[Insight-developers] FloodFilledSpatialFunctionIterator

[Damion Shelton]

> The idea here is that these filters and your iterators share a common
"technique".  Perhaps these
> filters and your iterators could both use some the same helper class (or
more likely these filters
> would use something derived from a helper class and your iterator would
probably inherit from this
> helper class).  It might even be possible for your iterator to be used
directly by these algorithms.

Ok... I think I see it. Part of the problem is that I'm not really all that
familiar with the fuzzy connectedness or fast marching algorithms, and
therefore not completely sure how to best integrate
FloodFilledSpatialFunctionIterator.

I'm going to ramble for a bit:

In the context of this iterator, the spatial function is any function that
determines whether the pixel being examined by the flood algorithm is part
of the "structure of interest" or not (<=0 means "inside the
structure/function" and > 0 means outside). I'm using simple shape functions
that give you results which mean "inside a sphere", "inside a torus", etc.
but I don't see any reason why these couldn't be more complex energy
functions or the like (presuming they were derived from itkSpatialFunction).

Incidentally, generalized SpatialFunctions don't neccessarily provide info.
about "insidedness" or "outsidedness"; it's a matter of interpretation. The
only parts of a SpatialFunction that are enforced (subject to change) are:

1) EvaluateFunctionValue - function to get the function value, a double, at
a point specified by a vnl_vector_fixed of doubles

2) EvaluateFunctionGradient - function to get the function's gradient (a
vnl_vector_fixed of doubles) at a point specified by a vnl_vector_fixed of
doubles

Therefore, the short answer is that I think - maybe - that the fuzzy
connectedness and fast marching algorithms could _use_ a
FloodFilledSpatialFunctionIterator rather than share a base class with it.
It's just a matter of specifying the functions that they use to determine
connectedness in a way that fits in with the SpatialFunction API.

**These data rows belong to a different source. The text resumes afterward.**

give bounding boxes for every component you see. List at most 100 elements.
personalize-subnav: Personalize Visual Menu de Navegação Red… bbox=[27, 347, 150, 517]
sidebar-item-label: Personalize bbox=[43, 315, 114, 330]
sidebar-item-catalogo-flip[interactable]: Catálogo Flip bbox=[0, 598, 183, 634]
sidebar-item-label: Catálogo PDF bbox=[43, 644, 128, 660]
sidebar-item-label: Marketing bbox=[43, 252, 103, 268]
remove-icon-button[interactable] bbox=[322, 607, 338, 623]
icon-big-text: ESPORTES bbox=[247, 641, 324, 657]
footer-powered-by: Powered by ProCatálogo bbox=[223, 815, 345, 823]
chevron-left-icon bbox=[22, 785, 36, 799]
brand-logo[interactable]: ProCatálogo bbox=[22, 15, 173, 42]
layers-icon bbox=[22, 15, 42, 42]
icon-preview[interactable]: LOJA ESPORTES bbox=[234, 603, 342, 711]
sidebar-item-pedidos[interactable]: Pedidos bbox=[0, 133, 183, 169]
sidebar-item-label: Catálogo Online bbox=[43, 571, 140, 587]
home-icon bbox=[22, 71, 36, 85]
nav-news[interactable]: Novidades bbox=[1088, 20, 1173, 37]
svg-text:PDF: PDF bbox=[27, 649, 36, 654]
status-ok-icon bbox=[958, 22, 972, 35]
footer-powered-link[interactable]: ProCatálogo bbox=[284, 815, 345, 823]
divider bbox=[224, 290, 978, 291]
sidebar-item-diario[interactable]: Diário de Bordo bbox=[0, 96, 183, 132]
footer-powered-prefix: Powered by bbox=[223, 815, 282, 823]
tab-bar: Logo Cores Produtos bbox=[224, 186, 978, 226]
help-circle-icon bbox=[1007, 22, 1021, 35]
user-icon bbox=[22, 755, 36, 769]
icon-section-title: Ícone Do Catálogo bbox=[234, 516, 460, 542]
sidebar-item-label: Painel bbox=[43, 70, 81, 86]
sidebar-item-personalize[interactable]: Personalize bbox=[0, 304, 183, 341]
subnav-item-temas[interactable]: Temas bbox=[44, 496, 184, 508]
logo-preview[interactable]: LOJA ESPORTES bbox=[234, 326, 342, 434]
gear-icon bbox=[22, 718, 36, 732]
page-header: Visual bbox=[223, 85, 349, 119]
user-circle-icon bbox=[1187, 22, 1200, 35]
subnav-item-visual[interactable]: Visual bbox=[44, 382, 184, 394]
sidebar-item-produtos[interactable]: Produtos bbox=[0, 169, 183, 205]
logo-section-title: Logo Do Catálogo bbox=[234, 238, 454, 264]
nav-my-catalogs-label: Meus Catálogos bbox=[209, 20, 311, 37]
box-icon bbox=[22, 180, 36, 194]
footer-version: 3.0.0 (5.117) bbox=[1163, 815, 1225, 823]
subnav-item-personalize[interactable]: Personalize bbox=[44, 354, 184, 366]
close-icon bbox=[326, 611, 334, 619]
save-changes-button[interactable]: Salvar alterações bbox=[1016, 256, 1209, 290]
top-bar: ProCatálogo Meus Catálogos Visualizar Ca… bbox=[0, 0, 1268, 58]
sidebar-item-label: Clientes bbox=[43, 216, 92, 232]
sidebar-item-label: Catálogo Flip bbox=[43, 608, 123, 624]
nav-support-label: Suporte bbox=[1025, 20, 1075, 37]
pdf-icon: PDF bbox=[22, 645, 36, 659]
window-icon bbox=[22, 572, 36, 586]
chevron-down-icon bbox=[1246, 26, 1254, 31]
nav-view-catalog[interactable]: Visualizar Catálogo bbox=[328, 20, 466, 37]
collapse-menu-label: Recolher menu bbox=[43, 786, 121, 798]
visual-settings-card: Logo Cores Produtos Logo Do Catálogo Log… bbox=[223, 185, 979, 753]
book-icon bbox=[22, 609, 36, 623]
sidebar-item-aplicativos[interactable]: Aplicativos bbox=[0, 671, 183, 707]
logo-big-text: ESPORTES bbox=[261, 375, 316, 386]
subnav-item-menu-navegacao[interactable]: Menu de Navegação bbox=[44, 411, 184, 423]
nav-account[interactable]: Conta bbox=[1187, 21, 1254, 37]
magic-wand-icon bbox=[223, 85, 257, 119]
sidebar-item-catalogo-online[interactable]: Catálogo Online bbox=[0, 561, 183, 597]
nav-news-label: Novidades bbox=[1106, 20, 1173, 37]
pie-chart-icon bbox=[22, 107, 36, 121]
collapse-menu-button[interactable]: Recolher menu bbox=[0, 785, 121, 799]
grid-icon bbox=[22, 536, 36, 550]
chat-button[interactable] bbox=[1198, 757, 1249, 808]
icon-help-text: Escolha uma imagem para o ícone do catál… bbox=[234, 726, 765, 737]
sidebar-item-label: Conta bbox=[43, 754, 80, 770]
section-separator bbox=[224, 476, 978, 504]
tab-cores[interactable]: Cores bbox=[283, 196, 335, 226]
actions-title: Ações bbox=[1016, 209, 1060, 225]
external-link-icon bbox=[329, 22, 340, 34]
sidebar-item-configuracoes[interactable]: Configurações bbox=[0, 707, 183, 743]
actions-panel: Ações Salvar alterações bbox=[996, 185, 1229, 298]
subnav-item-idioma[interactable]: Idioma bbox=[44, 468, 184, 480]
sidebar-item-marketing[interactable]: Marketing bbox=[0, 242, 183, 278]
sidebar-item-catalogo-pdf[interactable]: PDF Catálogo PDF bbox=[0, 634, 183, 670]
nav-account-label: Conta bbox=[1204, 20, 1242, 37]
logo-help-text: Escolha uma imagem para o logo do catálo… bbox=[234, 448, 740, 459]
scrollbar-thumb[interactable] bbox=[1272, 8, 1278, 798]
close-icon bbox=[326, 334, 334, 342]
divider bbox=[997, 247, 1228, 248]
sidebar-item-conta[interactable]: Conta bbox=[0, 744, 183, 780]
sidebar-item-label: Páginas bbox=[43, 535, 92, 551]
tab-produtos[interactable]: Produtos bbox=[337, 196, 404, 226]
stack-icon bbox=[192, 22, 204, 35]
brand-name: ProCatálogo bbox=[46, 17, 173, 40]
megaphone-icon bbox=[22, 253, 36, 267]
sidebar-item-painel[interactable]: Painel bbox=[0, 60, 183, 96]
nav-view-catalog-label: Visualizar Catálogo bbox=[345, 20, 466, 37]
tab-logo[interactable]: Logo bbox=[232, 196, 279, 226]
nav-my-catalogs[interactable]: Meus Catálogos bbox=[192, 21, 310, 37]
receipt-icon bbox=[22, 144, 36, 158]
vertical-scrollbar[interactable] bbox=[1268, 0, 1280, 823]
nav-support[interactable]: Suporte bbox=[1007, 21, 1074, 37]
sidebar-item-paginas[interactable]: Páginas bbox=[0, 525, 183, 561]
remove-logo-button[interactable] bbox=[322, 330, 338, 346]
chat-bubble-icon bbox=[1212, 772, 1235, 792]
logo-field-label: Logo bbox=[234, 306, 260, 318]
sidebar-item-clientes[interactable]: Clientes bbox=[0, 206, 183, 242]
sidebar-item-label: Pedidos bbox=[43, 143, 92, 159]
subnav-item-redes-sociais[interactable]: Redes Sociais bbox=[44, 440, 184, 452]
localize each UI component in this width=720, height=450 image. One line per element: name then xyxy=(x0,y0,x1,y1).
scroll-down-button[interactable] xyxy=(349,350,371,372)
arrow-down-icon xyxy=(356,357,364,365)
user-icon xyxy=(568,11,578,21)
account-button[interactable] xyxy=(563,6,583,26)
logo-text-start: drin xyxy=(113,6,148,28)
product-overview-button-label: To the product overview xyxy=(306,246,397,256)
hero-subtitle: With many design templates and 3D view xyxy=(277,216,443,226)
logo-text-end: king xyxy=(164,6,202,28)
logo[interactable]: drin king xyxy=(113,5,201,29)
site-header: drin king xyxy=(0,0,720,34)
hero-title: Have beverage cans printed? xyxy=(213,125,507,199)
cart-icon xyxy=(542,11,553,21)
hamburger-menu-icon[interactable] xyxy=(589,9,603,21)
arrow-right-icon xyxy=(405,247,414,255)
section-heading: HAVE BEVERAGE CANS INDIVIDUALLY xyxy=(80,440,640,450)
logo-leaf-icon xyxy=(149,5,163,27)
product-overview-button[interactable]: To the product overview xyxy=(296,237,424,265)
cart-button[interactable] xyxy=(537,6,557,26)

> On an implementation note: I would avoid keeping a link list of the
indices to visit (you mentioned
> having operator++ move through this list).  That would be extremely memory
intensive.  I would
> suggest encapsulating operator++ algorithmetically. So, operator++
performs one step in the flood
> fill algorithm to determine the next index.

It seems there's a tradeoff of memory and computational efficiency. In the
current implementation the iterator is built once, and can then be used
multiple times with very little computational cost. If the operator++ were
implemented algorithmetically the flood would have to be recalculated each
time the iterator were re-used (by re-use I mean a complete walk from start
to end).

Of course, this could be left up to the user - if you're going to be
performing the iteration multiple times you'd build the list externally and
save it for future reference. With the size images I've been playing with
the size of the list hasn't been an issue, but I suppose with very large
volumes in high dimensions it could get unwieldy.

A few changes would be:

End() is undefined, since we no longer know the end until we get to it
IsAtEnd() is defined as a ++ call where no new pixels can be identified

I'll try it your way and see what happens - thanks for the tip.

-Damion-